This series of paintings were created over the course of several months. Using a variety of materials, including fluid acrylics and finish, applied using brush, airbrush, sandpaper and masking tape, and also incorporating embedded materials such as synthetic hair and thread, all on a plywood ground. I slowly build layer over layer, seamlessly integrating these visual elements into a unified composition with a high degree of depth and transparency. Organic shapes, line work, illusionistic space, and hard edges all interact in complex, fluid and colorful arrangements.
Working with fluid materials, I’m able to remove any evidence of my mark-making in the work – there are no brushstrokes or evidence of three-dimensionality in the embedded materials. Using acrylic finish to seal in layers, I can build a deep composition that marks space as well as time.
Coming into painting from a background in photography and in digital design, I think in terms of layers and distance. Like constructing a piece of artwork using digital imaging software, working in discrete, indelible layers allows me to operate in a “revert to save” sort of mindset. It allows me to create layers that, once in place, can be built on, and either sealed or discarded. I don’t make a plan when beginning the work. Instead, my process is to build these layers and compositions sometimes very quickly, and sometimes over the course of months.
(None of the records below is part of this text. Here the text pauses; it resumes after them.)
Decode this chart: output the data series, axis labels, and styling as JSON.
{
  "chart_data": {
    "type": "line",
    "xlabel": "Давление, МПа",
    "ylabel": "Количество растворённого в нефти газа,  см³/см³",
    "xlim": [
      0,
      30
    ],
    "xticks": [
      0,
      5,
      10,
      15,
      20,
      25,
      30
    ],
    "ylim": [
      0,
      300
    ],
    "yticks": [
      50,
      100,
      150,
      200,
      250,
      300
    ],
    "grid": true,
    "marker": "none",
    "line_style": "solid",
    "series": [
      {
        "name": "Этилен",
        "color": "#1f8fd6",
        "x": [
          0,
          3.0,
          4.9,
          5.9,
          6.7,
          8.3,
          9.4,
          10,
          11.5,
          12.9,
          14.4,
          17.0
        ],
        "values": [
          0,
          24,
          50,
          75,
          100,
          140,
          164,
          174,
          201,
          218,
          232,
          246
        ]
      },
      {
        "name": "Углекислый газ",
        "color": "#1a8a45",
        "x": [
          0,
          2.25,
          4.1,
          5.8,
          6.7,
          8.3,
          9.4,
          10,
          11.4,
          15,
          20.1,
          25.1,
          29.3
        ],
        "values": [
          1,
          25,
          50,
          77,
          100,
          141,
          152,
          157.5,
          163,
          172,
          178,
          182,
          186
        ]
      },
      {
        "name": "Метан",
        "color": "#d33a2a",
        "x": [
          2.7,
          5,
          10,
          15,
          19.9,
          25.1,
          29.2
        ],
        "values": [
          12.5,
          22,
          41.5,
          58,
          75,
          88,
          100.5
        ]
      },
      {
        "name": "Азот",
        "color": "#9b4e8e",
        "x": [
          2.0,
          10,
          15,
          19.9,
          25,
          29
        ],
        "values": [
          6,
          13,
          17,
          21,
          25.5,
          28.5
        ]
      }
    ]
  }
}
Once the painting is complete, the viewer can see these layers in relation to one another, as if looking into a deep field. With the evidence of labor and mark-making absent, there is a sense of that timeline being skewered, as if it’s unclear whether the piece was constructed in rapid succession or over long periods of time. Between this unclear timeline and this depth of field, the viewer is left to consider how the formal elements in the painting relate to one another. Partially this is curiosity about the process, and partially this is consideration of how “layers” – that most ubiquitous of digital manipulation techniques – inform how we view the material world.